A SURGE, BUT …: The number of people in New Mexico signing up for Affordable Care Act quadrupled in the last few weeks of open enrollment but there are some concerns behind the numbers.
By Rob Nikolewski │ New Mexico Watchdog
SANTA FE, N.M. – The number of people in New Mexico signing up for individual policies under the Affordable Care Act surged during a six-week push before the open-enrollment deadline passed.
But there are questions about how many have paid their premiums, and the number of so-called “young invincibles” is still below expectations.
In numbers released Thursday by the U.S. Department of Health and Human Services, 32,062 New Mexicans have signed up for Obamacare.

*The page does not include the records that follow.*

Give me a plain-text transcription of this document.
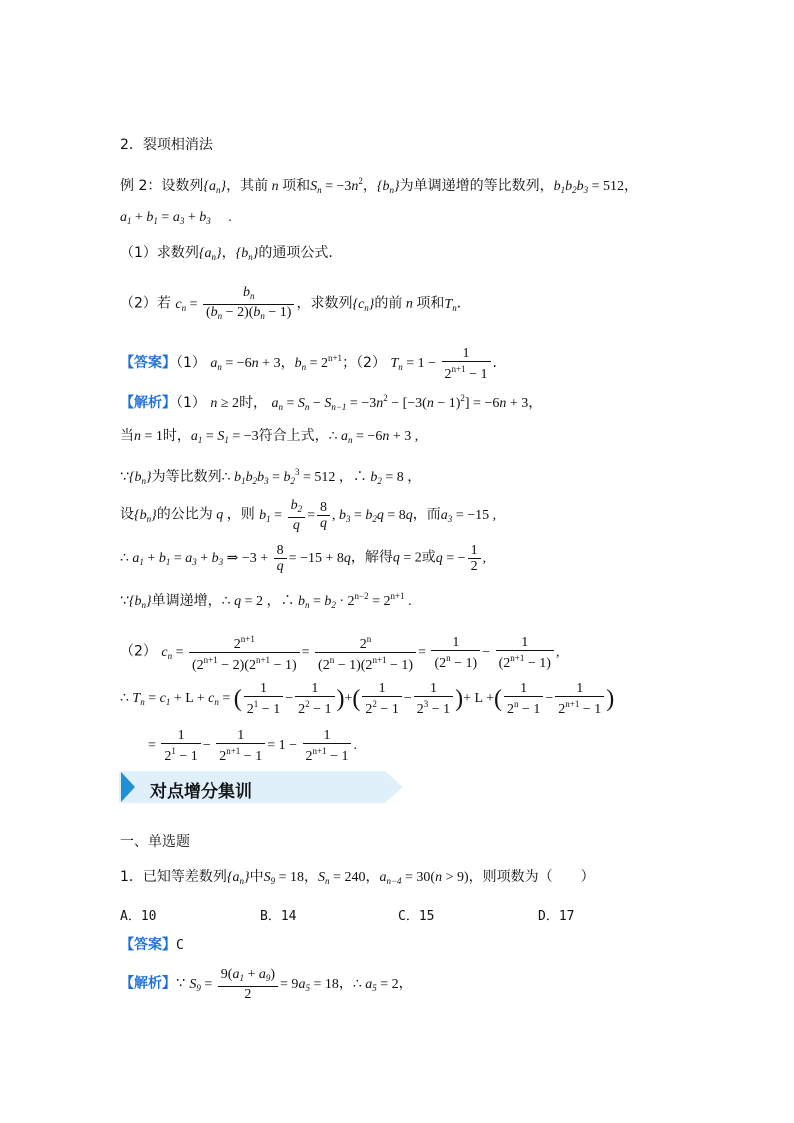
2．裂项相消法
例 2：设数列$\{a_n\}$，其前 n 项和$S_n = -3n^2$，$\{b_n\}$为单调递增的等比数列，$b_1b_2b_3 = 512$，
$a_1 + b_1 = a_3 + b_3$ 　.
（1）求数列$\{a_n\}$，$\{b_n\}$的通项公式.
（2）若 $c_n = \frac{b_n}{(b_n - 2)(b_n - 1)}$ ，求数列$\{c_n\}$的前 n 项和$T_n$．
【答案】（1） $a_n = -6n + 3$，$b_n = 2^{n+1}$；（2） $T_n = 1 - \frac{1}{2^{n+1} - 1}$ ．
【解析】（1） n ≥ 2时， $a_n = S_n - S_{n-1} = -3n^2 - [-3(n - 1)^2] = -6n + 3$，
当n = 1时，$a_1 = S_1 = -3$符合上式，∴ $a_n = -6n + 3$ ,
$\because\{b_n\}$为等比数列∴ $b_1b_2b_3 = b_2^3 = 512$ ，∴ $b_2 = 8$ ，
设$\{b_n\}$的公比为 q ，则 $b_1 = \frac{b_2}{q} = \frac{8}{q}$ , $b_3 = b_2q = 8q$，而$a_3 = -15$ ,
∴ $a_1 + b_1 = a_3 + b_3$ ⇒ $-3 + \frac{8}{q} = -15 + 8q$，解得q = 2或q = − $\frac{1}{2}$ ,
$\because\{b_n\}$单调递增，∴ q = 2 ，∴ $b_n = b_2 \cdot 2^{n-2} = 2^{n+1}$ .
（2） $c_n = \frac{2^{n+1}}{(2^{n+1} - 2)(2^{n+1} - 1)} = \frac{2^n}{(2^n - 1)(2^{n+1} - 1)} = \frac{1}{(2^n - 1)} - \frac{1}{(2^{n+1} - 1)}$ ,
∴ $T_n = c_1 + L + c_n$ = ( $\frac{1}{2^1 - 1} - \frac{1}{2^2 - 1}$ )+( $\frac{1}{2^2 - 1} - \frac{1}{2^3 - 1}$ )+ L +( $\frac{1}{2^n - 1} - \frac{1}{2^{n+1} - 1}$ )
= $\frac{1}{2^1 - 1} - \frac{1}{2^{n+1} - 1} = 1 - \frac{1}{2^{n+1} - 1}$ .
对点增分集训
一、单选题
1．已知等差数列$\{a_n\}$中$S_9 = 18$，$S_n = 240$，$a_{n-4} = 30(n > 9)$，则项数为（　　）
A．10	B．14	C．15	D．17
【答案】C
【解析】∵ $S_9 = \frac{9(a_1 + a_9)}{2} = 9a_5 = 18$，∴ $a_5 = 2$，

More than half of those (17,050) signed up in March and the first 15 days in April. The enrollment deadline was originally set for March 31, but President Obama extended it.
“It was a very significant increase,” Mike Nuñez, the interim CEO of the New Mexico Health Insurance Exchange, told New Mexico Watchdog. “The deadline drove a lot of people to motivate, to call, to get in lines, to take actions.”
Compared to the results from February, the 17,050-figure represents an increase of a whopping 402 percent, snapping a two-month skid that saw the percentage in New Mexico drop in January and February.
“We did a lot of work to get a lot of people connected,” Nuñez said, including sending 10,000 electronic post cards, 3,700 emails and 28,000 phone calls to eligible enrollees.
But warning signs still accompany the statistics.
First, only 23 percent of those enrolled in New Mexico were between the ages of 18 and 34 — the “young invincibles” that need to sign up to keep premiums from increasing. That’s 3 percent higher than March but 5 percent less than the national 18-34 figure of 28 percent:
“Our goal is at least 30 percent” of enrollees being under the age of 35, said Dr. J.R. Damron, chairman of the NMIX board. “We want to at least match what the feds have. It’s got to be affordable.”
“It means we need to further intensify our efforts,” Nuñez said.
Even the national numbers for the 18-34 category are 12 percent below the 40 percent expected when the ACA rolled out last year.
The largest age group signing up in New Mexico were people between from ages 55 to 64 — 32 percent, which is 7 percent higher than the national average.
Second, HHS has not disclosed how many of the 8 million people across the nation who have signed up have actually paid their first-month’s premiums.
But saying it cross-checked the HHS numbers with insurance companies, the House Energy and Commerce Committee claims 33 percent of those on individual plans have not paid their first-month premiums.
HHS on Thursday said it won’t have numbers for paying customers until later this year but contended the House committee numbers looked at only about half the insurers who offer ACA plans.
“It doesn’t match with public comments by insurance company executives, most of which have indicated that they are seeing 80 (percent) to 90 percent of their enrollees pay their premiums,” White House spokesman Jay Carney said Thursday.
“If you were a business owner and you have accounts receivable and 20 percent of your accounts on a monthly basis did not pay their bill, you’d say, we’ve got a problem here,” said Rep. Marsha Blackburn, R-Tennessee, who sits on the committee.
Nuñez said NMHIX doesn’t know how many enrollees in New Mexico have paid their premiums. “We’ve been focused on getting the enrollments in,” he said. “Now we can start looking at who’s in, who’s paid and do some analysis on that.” Nuñez did not have a specific date when that analysis would start.
Here is the breakdown for enrollees by gender and those receiving federal subsidies:
The next open enrollment period for Obamacare starts Nov. 15, but NMHIX officials are appealing to HHS to let New Mexico start Oct. 1.
“We want to have as long an enrollment period as possible to reach out to all those folks tell them that they can come to us,” Nuñez said.
“I don’t think we would have had those challenges that occurred, especially in the first 75-90 days with the federal website,” Damron said.
When the NMHIX site launched late last year, officials set a goal of 83,000 sign-up for individual policies by the end of 2014. That’s a little more than 51,000 shy of where New Mexico stands now.
“At 32,000 we’re in the ballpark, but it’s not where we want to be,” Damron said.